Shmuel Stoller (שמואל סטולר; August 15, 1898 - March 6, 1977) was an Israeli agronomist and an early member of the Zionist movement.

==Biography==
Stoller was born in 1898 in Moscow, Russian Empire. In 1915, he graduated from high school and began to study history and linguistics at Moscow State University. In February 1917, he was drafted into the ranks of the army of the Russian Empire, but he deserted after the October Revolution and moved with his family to the Crimea.

Stoller studied at Simferopol Agriculture and Natural Sciences. In 1920 he married Yonah. Yonah and Shmuel Stoller immigrated to Mandate Palestine shortly thereafter and joined the Gdud HaAvoda (The Work Battalion) as part of a group headed by Yitzhak Sadeh. Stoller became involved in agriculture and agricultural research, and in 1938, he headed a group concentrating on the Jordan Valley, and was responsible for developing methods of irrigation, irrigated agriculture and plantations. In particular, Stoller was responsible for the importation and development of conditions suitable for new varieties of bananas, dates and vines.

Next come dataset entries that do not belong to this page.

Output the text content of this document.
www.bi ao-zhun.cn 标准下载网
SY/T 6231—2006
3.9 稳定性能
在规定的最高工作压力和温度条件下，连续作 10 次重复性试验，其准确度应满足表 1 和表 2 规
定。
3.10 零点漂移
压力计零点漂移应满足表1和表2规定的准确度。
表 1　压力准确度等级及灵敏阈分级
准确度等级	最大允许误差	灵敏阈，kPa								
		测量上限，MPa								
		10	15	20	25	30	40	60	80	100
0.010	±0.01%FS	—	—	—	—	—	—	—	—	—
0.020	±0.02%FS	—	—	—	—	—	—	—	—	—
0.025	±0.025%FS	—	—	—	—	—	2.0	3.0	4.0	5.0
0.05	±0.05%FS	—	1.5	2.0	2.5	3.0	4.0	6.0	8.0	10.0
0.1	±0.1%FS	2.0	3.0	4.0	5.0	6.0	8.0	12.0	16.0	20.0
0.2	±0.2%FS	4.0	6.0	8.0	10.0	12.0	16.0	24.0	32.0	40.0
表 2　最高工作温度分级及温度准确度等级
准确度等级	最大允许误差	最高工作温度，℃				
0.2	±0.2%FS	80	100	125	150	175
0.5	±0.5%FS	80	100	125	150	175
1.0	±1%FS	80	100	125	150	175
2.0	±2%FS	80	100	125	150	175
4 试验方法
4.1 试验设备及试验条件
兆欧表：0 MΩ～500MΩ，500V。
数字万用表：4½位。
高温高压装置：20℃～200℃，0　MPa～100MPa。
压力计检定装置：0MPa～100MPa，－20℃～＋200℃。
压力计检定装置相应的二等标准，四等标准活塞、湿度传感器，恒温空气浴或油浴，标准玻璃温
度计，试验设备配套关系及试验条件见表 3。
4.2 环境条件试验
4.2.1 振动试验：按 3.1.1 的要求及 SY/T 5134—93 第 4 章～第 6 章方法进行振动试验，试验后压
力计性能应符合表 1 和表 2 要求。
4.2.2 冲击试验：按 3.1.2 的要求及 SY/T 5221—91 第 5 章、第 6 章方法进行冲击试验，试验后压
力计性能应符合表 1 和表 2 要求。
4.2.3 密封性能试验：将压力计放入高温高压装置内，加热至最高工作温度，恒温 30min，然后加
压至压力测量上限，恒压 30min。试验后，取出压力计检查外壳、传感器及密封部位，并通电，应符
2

Stoller was one of the founders of Kvutzat Kinneret.

Stoller also devoted himself to education, and in 1946 he was founder and director of the Bet Yerah Agricultural School.

==Awards and honours==
- In 1965, he was awarded the Israel Prize for his work in agriculture.

==Family==
Shmuel and Jonah Stoller had a large family - they had three sons: Noach, Uri and Menachem; five daughters: Netta, Sarah, Dinah, Batya and Alik; and twenty-four grandchildren. Both are buried in the Kinneret Cemetery.